In last week’s column I wrote about key cancer screening guidelines all adults should be aware. This week, I’m reviewing a critical update you may have missed earlier this year for a drug that many Americans take daily: aspirin.
Low-dose aspirin has been a popular preventative measure for years. Millions of Americans take aspirin daily, including 29 million who do not carry a diagnosis of cardiovascular disease. A standard 6.6 million do so without a doctor’s supervision.
Earlier this year, the United States Preventing Services Task Force (USPSTF) made headlines for its latest recommendation on daily aspirin use.
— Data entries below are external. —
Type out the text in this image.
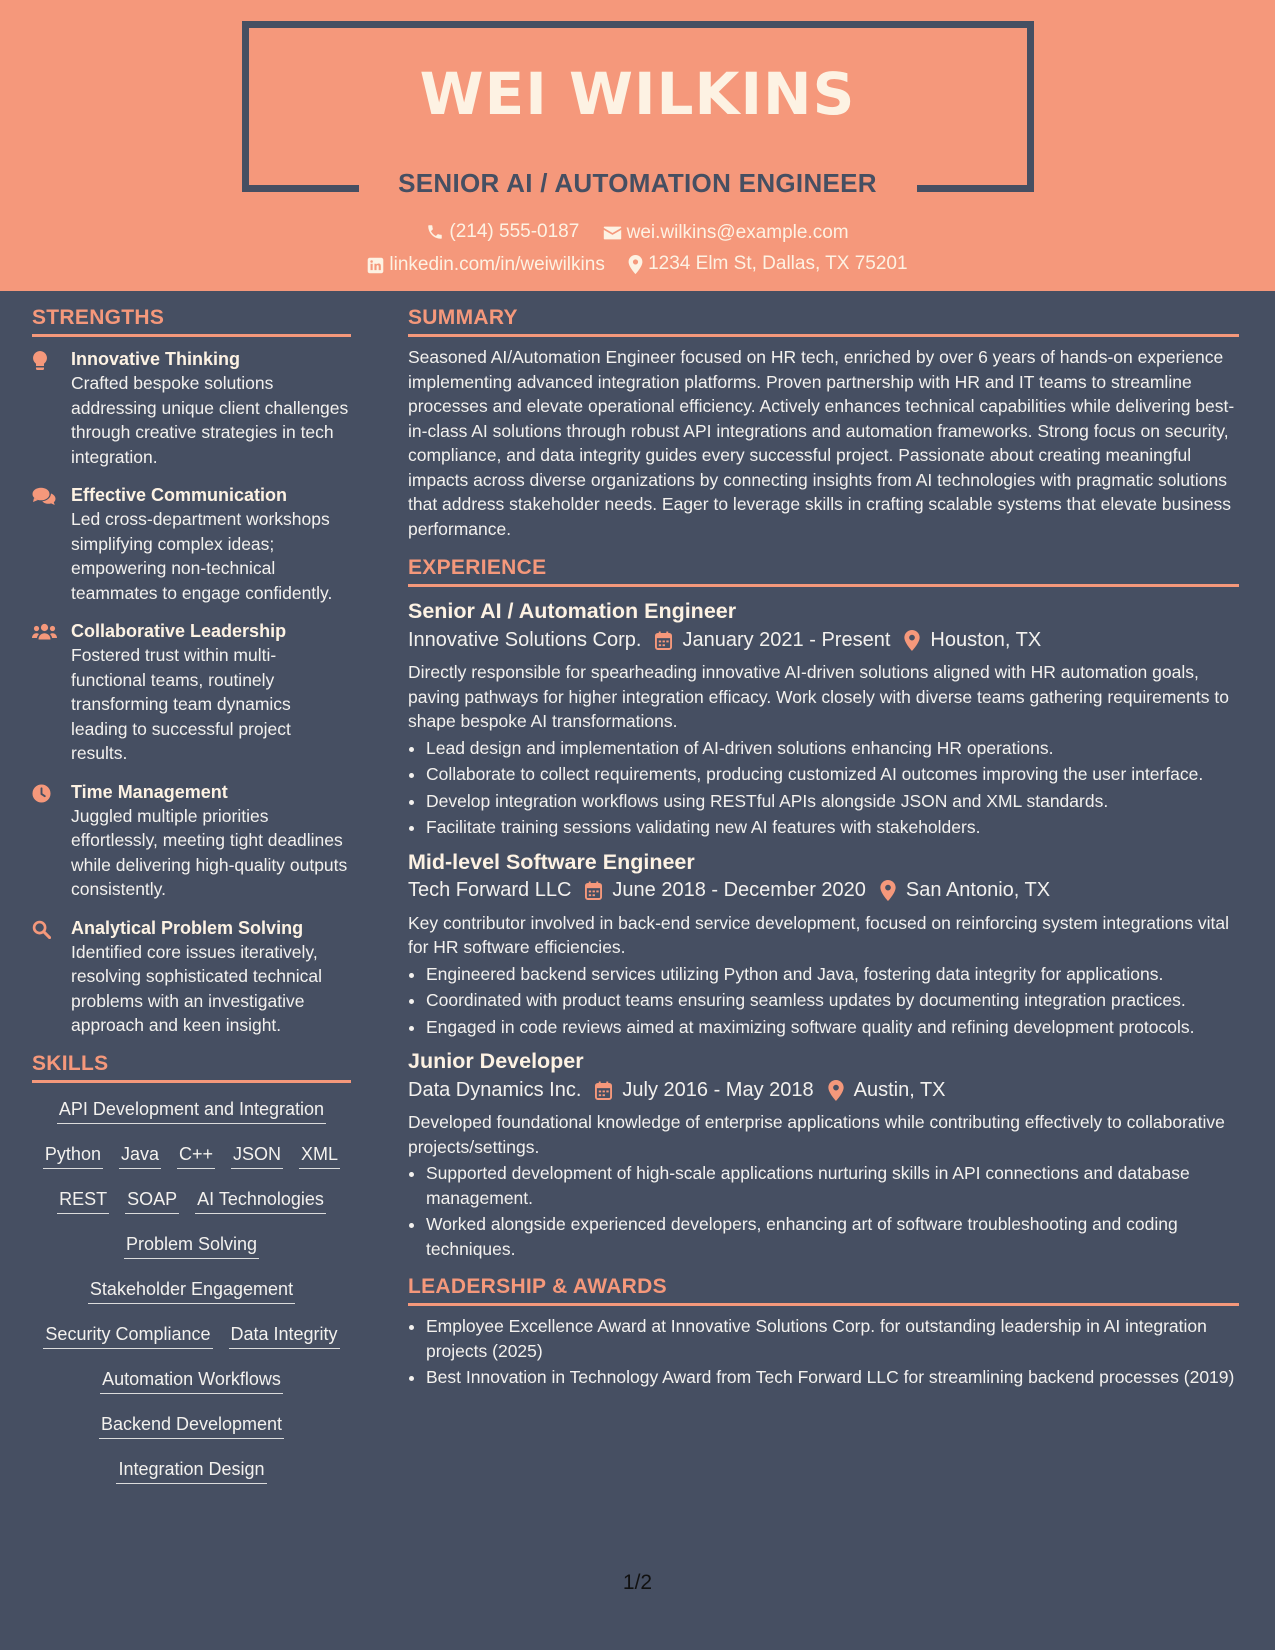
WEI WILKINS
SENIOR AI / AUTOMATION ENGINEER
(214) 555-0187
wei.wilkins@example.com
linkedin.com/in/weiwilkins
1234 Elm St, Dallas, TX 75201
STRENGTHS
Innovative Thinking
Crafted bespoke solutions addressing unique client challenges through creative strategies in tech integration.
Effective Communication
Led cross-department workshops simplifying complex ideas; empowering non-technical teammates to engage confidently.
Collaborative Leadership
Fostered trust within multi-functional teams, routinely transforming team dynamics leading to successful project results.
Time Management
Juggled multiple priorities effortlessly, meeting tight deadlines while delivering high-quality outputs consistently.
Analytical Problem Solving
Identified core issues iteratively, resolving sophisticated technical problems with an investigative approach and keen insight.
SKILLS
API Development and Integration
Python Java C++ JSON XML
REST SOAP AI Technologies
Problem Solving
Stakeholder Engagement
Security Compliance Data Integrity
Automation Workflows
Backend Development
Integration Design
SUMMARY
Seasoned AI/Automation Engineer focused on HR tech, enriched by over 6 years of hands-on experience implementing advanced integration platforms. Proven partnership with HR and IT teams to streamline processes and elevate operational efficiency. Actively enhances technical capabilities while delivering best-in-class AI solutions through robust API integrations and automation frameworks. Strong focus on security, compliance, and data integrity guides every successful project. Passionate about creating meaningful impacts across diverse organizations by connecting insights from AI technologies with pragmatic solutions that address stakeholder needs. Eager to leverage skills in crafting scalable systems that elevate business performance.
EXPERIENCE
Senior AI / Automation Engineer
Innovative Solutions Corp. January 2021 - Present Houston, TX
Directly responsible for spearheading innovative AI-driven solutions aligned with HR automation goals, paving pathways for higher integration efficacy. Work closely with diverse teams gathering requirements to shape bespoke AI transformations.
• Lead design and implementation of AI-driven solutions enhancing HR operations.
• Collaborate to collect requirements, producing customized AI outcomes improving the user interface.
• Develop integration workflows using RESTful APIs alongside JSON and XML standards.
• Facilitate training sessions validating new AI features with stakeholders.
Mid-level Software Engineer
Tech Forward LLC June 2018 - December 2020 San Antonio, TX
Key contributor involved in back-end service development, focused on reinforcing system integrations vital for HR software efficiencies.
• Engineered backend services utilizing Python and Java, fostering data integrity for applications.
• Coordinated with product teams ensuring seamless updates by documenting integration practices.
• Engaged in code reviews aimed at maximizing software quality and refining development protocols.
Junior Developer
Data Dynamics Inc. July 2016 - May 2018 Austin, TX
Developed foundational knowledge of enterprise applications while contributing effectively to collaborative projects/settings.
• Supported development of high-scale applications nurturing skills in API connections and database management.
• Worked alongside experienced developers, enhancing art of software troubleshooting and coding techniques.
LEADERSHIP & AWARDS
• Employee Excellence Award at Innovative Solutions Corp. for outstanding leadership in AI integration projects (2025)
• Best Innovation in Technology Award from Tech Forward LLC for streamlining backend processes (2019)
1/2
The USPSTF has come out strongly against initiating daily aspirin use in adults 60 and older who did not have a first heart attack or stroke, specifically citing that the risks of internal bleeding outweighed the benefit. Scientists have also found little benefit for daily aspirin for most healthy people.
Low-Dose Aspirin Disrupts Common Mechanism of Heart Attacks and Strokes
Aspirin is one of the most common and effective drugs we have in our arsenal. It is officially known as acetylsalicyic acid. Although it is also classified as a nonsteroidal anti-inflammatory drug (NSAID), it is often confused with ibuprofen. But the two common drugs are very different. Traditionally, aspirin has been used to treat fever, reduce pain, or ease inflammation.
However, recent guideline updates specifically refer to its common long-term use in preventing heart attacks, ischemic strokes, or blood clots in patients deemed to be at high risk.
Aspirin’s ability to suppress normal platelet function is why it is used for preventive purposes. When our blood vessels are damaged, the body sends platelets to stop the bleeding. Upon arrival, the platelets clump together or clump together.
However, abnormal platelet aggregation in people with cardiovascular disease can lead to heart attacks or strokes. Low-dose (“baby”) aspirin irreversibly blocks platelets from producing a substance called thromboxane A2. Thromboxane A2 both stimulates the activation of new platelets and increases platelet aggregation, or clumping. As such, low-dose aspirin is an inexpensive but powerful potential tool against the abnormal clumping of platelets that could lead to heart attack or stroke in people at high risk of cardiovascular disease.
Guidelines reflect concerns about increased risk of bleeding from aspirin
To be clear, the new USPSTF guideline does not call into question the proven benefit of aspirin in preventing heart attacks or strokes. Scientists reaffirm that the benefits of aspirin probably outweigh the risk of side effects specifically for those who haveho have already had a first heart attack or stroke.
However, scientists are concerned about the risk of side effects among the aforementioned millions of Americans who take aspirin daily without a doctor’s supervision and without an actual diagnosis of cardiovascular disease.
In the ER, we do not recommend aspirin and other NSAIDs like ibuprofen and naproxen for patients with peptic ulcer disease, gastritis, hemophilia, kidney disease, and other conditions because the aspirin is known to increase the risk of gastrointestinal bleeding. Although beneficial in reducing the future risk of heart attack or recurrent stroke, aspirin’s ability to reduce platelet aggregation also results in blood thinning. Aspirin also unfortunately inhibits stomach protective substances like prostaglandins which make people more susceptible to ulcers, gastritis and other complications.
Aspirin made simple: what you need to know
The update can be confusing to interpret. But here are the recommendations broken down more simply:
- Adults who have a stent or who have had a heart attack or stroke in the past should not stop taking aspirin
- Adults 40 to 59 years old at high risk of cardiovascular disease: Decide with your doctor if you should start taking daily aspirin. Your doctor will do an evaluation to see if you have a 10% or greater 10-year risk of cardiovascular disease.
- Adults 60 and older without cardiovascular disease: do not start taking a daily aspirin
There are many other proven ways to reduce your risk of cardiovascular disease instead of taking a daily aspirin. Regular exercise (even just 30 minutes a day of brisk walking), better food choices, meditation and other stress reductions, and healthy sleep habits all have proven benefits – and best of all, no risk of heart failure. dangerous side effects.